Tag Archives: firefox

How to Manage Your Personal Spotify Collection (Updated)

Need an easy way to manage and keep track of all your music on Spotify? Once you’ve added more than a dozen or so albums to your Spotify list, it soon becomes difficult to manage them as they become one big long list in Spotify. One option might be to use blank playlist dividers, but this doesn’t let you nest, say a 60’s Rock and Roll folder in your Rock folder. Using one of the many playlist sites doesn’t really help either, as they’re all designed for sharing with others, not for managing your own music. So, how do you manage your collection of favourite albums on Spotify? One easy way is to do this: use your web browser’s bookmark tool.

Since everything in Spotify (albums, CD singles, individual songs etc.) all have a unique URL, you can think of an album as a website. Then using e.g. the Firefox bookmark tool, you can create multiple folders for your music and organize them by genre, by artist, or however you want.

You can take advantage of the browser’s bookmark features such as search, export, tags and keywords.

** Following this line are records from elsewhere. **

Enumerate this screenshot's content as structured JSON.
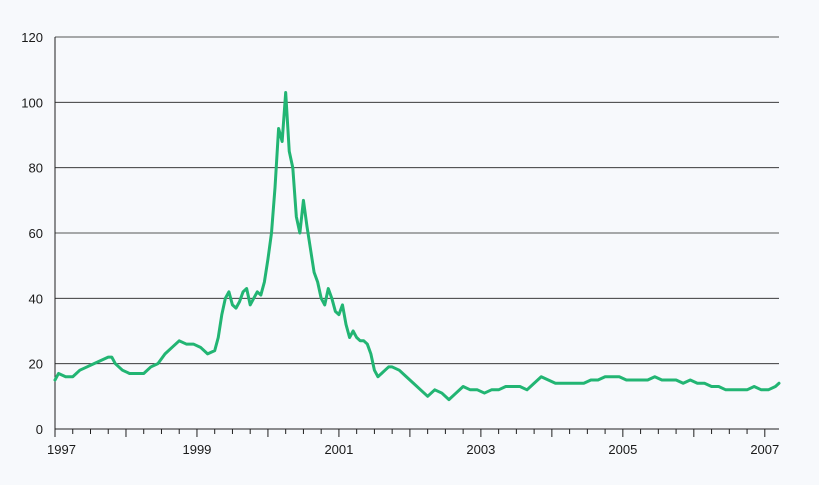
{
  "chart_data": {
    "type": "line",
    "title": "",
    "xlabel": "",
    "ylabel": "",
    "xlim": [
      1996.75,
      2006.95
    ],
    "ylim": [
      0,
      120
    ],
    "grid": "horizontal",
    "y_ticks": [
      0,
      20,
      40,
      60,
      80,
      100,
      120
    ],
    "y_tick_labels": [
      "0",
      "20",
      "40",
      "60",
      "80",
      "100",
      "120"
    ],
    "x_ticks": [
      1996.75,
      1998.75,
      2000.75,
      2002.75,
      2004.75,
      2006.75
    ],
    "x_tick_labels": [
      "1997",
      "1999",
      "2001",
      "2003",
      "2005",
      "2007"
    ],
    "series": [
      {
        "color": "#22b573",
        "x": [
          1996.75,
          1996.8,
          1996.9,
          1997.0,
          1997.1,
          1997.2,
          1997.3,
          1997.4,
          1997.5,
          1997.55,
          1997.6,
          1997.7,
          1997.8,
          1997.9,
          1998.0,
          1998.1,
          1998.2,
          1998.3,
          1998.4,
          1998.5,
          1998.6,
          1998.7,
          1998.8,
          1998.9,
          1999.0,
          1999.05,
          1999.1,
          1999.15,
          1999.2,
          1999.25,
          1999.3,
          1999.35,
          1999.4,
          1999.45,
          1999.5,
          1999.55,
          1999.6,
          1999.65,
          1999.7,
          1999.75,
          1999.8,
          1999.85,
          1999.9,
          1999.95,
          2000.0,
          2000.05,
          2000.1,
          2000.15,
          2000.2,
          2000.25,
          2000.3,
          2000.35,
          2000.4,
          2000.45,
          2000.5,
          2000.55,
          2000.6,
          2000.65,
          2000.7,
          2000.75,
          2000.8,
          2000.85,
          2000.9,
          2000.95,
          2001.0,
          2001.05,
          2001.1,
          2001.15,
          2001.2,
          2001.25,
          2001.3,
          2001.35,
          2001.4,
          2001.45,
          2001.5,
          2001.6,
          2001.7,
          2001.8,
          2001.9,
          2002.0,
          2002.1,
          2002.2,
          2002.3,
          2002.4,
          2002.5,
          2002.6,
          2002.7,
          2002.8,
          2002.9,
          2003.0,
          2003.1,
          2003.2,
          2003.3,
          2003.4,
          2003.5,
          2003.6,
          2003.7,
          2003.8,
          2003.9,
          2004.0,
          2004.1,
          2004.2,
          2004.3,
          2004.4,
          2004.5,
          2004.6,
          2004.7,
          2004.8,
          2004.9,
          2005.0,
          2005.1,
          2005.2,
          2005.3,
          2005.4,
          2005.5,
          2005.6,
          2005.7,
          2005.8,
          2005.9,
          2006.0,
          2006.1,
          2006.2,
          2006.3,
          2006.4,
          2006.5,
          2006.6,
          2006.7,
          2006.8,
          2006.9,
          2006.95
        ],
        "y": [
          15,
          17,
          16,
          16,
          18,
          19,
          20,
          21,
          22,
          22,
          20,
          18,
          17,
          17,
          17,
          19,
          20,
          23,
          25,
          27,
          26,
          26,
          25,
          23,
          24,
          28,
          35,
          40,
          42,
          38,
          37,
          39,
          42,
          43,
          38,
          40,
          42,
          41,
          45,
          52,
          60,
          74,
          92,
          88,
          103,
          85,
          80,
          65,
          60,
          70,
          62,
          55,
          48,
          45,
          40,
          38,
          43,
          40,
          36,
          35,
          38,
          32,
          28,
          30,
          28,
          27,
          27,
          26,
          23,
          18,
          16,
          17,
          18,
          19,
          19,
          18,
          16,
          14,
          12,
          10,
          12,
          11,
          9,
          11,
          13,
          12,
          12,
          11,
          12,
          12,
          13,
          13,
          13,
          12,
          14,
          16,
          15,
          14,
          14,
          14,
          14,
          14,
          15,
          15,
          16,
          16,
          16,
          15,
          15,
          15,
          15,
          16,
          15,
          15,
          15,
          14,
          15,
          14,
          14,
          13,
          13,
          12,
          12,
          12,
          12,
          13,
          12,
          12,
          13,
          14
        ]
      }
    ]
  }
}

If you use Xmarks (previously known as Foxmarks), your Spotify collection is synchronized across all your computers. You can even use Xmarks to share your music collection with friends!


To add an album:

  1. Search for the album or single in Spotify.
  2. Drag and drop the album (pick up from the cover art) onto your desktop or any folder. This creates an Internet Shortcut to the album.
  3. Open your browser’s bookmark manager (e.g. Bookmarks > Organize Bookmarks)
  4. Drag and drop the Internet Shortcut into your browser bookmarks.

Firefox Plugins

Here’s what my Firefox browser looks like on my home PC, showing four add-ons I think are essential:

  • Foxmarks – I dithered about adding this for a few weeks but now I have it installed on my home PC, work PC, and EeePC. Foxmarks syncs and backs up your bookmarks across multiple computers, so I now never need to worry about losing a bookmark or being on the wrong PC. Best thing is you can set up different profiles e.g. oneset of bookmarks for work and another for home.
  • Greasemonkey – This lets you install scripts that overlay or modify webpages. I had this installed before but didn’t really use it; I’ve reinstalled it now though to make use of an excellent script that ties Last.fm to Spotify. Band names and tracks now have a little green note next to them on Last.fm – clicking on the note opens a search in Spotify:

  • MyScrobble – Made for Last.fm Hack Day 2008, the Universal Scrobbler scrobbles the unscrobbable: for example tracks from a band’s MySpace page.
  • Twitterfox -One of several Twitter add-ons, Twitterfox checks you twitter feed every X minutes and notifies you of any new tweets (much like the Gmail plugin). You can then click the little blue t to open a window to read adn reply to your tweets. It’s quite unobtrusive and much more SFW than visiting Twitter pages directly:

Feedly – Feedly Now!

It’s a weekend of 2.0 bootstrapping for me and my new favourite firefox plugin is feedly, a super-slick addon that takes your Google Reader feeds and pretties them all up into a sweet custom magazine view:
There’s loads of configuration and view options, and it all syncs perfectly with my other readers on other devices (vanilla Google Reader on my G1, Feedly on my work PC etc). Set-up is easy, more so if you already use Google Reader.